I’m attempting to update an old emulator that uses indexed / palatalized color from SDL1 to SDL2 and I’ve encountered some issues and need some guidance.

It appears that the preferred method is to create a SDL_Renderer using SDL_CreateRenderer(), then create a SDL_Texture with SDL_TEXTUREACCESS_STREAMING using SDL_CreateTexture(), and then lastly create a SDL_Surface with an 8-bit depth using SDL_CreateRGBSurface(). You can then directly access the SDL_Surface->pixels array by locking and unlocking the texture between your SDL_RenderClear() and SDL_RenderCopy() + SDL_RenderPresent() functions. Right?
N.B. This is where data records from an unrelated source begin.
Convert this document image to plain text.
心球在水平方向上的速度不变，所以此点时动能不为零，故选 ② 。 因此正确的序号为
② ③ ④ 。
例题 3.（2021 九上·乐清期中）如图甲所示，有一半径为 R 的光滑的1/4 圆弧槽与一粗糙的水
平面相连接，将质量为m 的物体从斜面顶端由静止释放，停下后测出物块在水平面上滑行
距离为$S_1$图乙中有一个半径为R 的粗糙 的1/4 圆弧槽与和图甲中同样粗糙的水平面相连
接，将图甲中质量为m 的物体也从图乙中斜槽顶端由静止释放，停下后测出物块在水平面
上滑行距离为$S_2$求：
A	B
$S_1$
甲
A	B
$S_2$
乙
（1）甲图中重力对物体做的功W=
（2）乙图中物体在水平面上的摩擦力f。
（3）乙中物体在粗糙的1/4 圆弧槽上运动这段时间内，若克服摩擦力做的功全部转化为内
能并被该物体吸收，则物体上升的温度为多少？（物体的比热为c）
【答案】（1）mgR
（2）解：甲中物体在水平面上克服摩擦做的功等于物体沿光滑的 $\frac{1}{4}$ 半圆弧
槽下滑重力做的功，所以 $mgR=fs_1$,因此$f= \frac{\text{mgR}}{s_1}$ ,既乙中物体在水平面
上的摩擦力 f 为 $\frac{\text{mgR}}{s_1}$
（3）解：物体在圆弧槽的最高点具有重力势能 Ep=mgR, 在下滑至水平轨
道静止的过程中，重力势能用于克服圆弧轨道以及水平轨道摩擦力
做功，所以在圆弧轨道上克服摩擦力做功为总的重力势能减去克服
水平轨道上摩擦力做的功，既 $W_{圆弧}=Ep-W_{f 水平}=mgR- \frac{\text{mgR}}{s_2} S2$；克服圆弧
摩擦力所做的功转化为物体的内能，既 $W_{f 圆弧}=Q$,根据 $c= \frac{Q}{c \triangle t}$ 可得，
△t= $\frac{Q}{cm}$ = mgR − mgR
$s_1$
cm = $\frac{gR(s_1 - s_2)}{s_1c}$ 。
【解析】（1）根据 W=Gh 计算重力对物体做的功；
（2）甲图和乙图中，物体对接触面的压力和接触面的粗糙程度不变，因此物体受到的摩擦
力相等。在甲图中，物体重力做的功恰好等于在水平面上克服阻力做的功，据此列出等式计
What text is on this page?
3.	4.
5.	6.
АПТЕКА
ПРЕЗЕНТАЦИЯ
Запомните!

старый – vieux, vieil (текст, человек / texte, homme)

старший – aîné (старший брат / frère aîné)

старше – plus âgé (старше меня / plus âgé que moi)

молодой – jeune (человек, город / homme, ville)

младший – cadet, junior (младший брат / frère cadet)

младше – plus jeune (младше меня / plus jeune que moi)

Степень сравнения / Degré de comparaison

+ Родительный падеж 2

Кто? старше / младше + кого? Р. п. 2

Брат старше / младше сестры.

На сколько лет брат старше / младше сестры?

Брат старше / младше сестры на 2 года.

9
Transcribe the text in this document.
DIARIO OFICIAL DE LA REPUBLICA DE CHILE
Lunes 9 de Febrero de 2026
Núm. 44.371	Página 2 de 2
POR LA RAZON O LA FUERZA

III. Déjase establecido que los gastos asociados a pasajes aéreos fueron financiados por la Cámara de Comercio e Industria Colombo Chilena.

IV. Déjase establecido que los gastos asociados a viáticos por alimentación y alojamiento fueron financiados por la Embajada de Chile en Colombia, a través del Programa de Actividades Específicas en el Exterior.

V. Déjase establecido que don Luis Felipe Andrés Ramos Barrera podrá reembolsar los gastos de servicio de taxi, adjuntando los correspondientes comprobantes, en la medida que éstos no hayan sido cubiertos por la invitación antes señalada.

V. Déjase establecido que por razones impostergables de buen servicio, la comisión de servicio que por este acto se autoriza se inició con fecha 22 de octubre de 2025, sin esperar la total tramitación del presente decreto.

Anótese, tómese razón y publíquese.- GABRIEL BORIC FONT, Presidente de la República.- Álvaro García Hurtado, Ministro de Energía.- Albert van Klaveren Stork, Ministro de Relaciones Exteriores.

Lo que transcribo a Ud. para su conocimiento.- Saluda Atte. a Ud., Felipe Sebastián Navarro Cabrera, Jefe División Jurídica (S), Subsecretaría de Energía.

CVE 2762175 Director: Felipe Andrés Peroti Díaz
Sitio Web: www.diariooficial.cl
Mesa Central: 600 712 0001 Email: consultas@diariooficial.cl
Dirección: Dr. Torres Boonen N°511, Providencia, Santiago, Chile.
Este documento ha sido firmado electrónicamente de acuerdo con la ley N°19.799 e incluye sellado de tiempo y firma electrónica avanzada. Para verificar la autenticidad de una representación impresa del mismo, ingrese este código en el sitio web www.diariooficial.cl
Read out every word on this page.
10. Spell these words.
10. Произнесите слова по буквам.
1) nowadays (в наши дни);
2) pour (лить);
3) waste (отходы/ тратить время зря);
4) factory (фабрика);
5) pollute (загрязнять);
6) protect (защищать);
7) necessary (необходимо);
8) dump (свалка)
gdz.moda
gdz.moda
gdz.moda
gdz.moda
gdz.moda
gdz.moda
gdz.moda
A second method supposedly is to link a 32-bit surface to your texture and then blit an 8-bit surface to your 32-bit surface. But isn’t SDL support to do format conversions automatically when copying surfaces to textures? If so, what is the advantage?

And how feasible would it be to skip the SDL_Renderer and SDL_Texture system completely by grabbing the default window surface using SDL_GetWindowSurface() and then blitting an 8-bit surface to it? And why can’t I pass a custom surface bit depth or a pointer to another surface when I call SDL_CreateWindow()?

Lastly, I notice that SDL_Surface->pixels is a VoidPtr as opposed to an UInt32Ptr. Is this some legacy SDL1 hold-over or is SDL2 smart enough to choose between 8/16/32 UInt types when allocating the pixel array? My experience is that no matter what bit depth I feed SDL_CreateRGBSurface(), it seems to be allocating UInt32s. If I create an 8-bit surface and then do a memset(surface->pixels, bData, (surface->w * surface->h * sizeof(byte))), only a quarter of the surface is ever updated.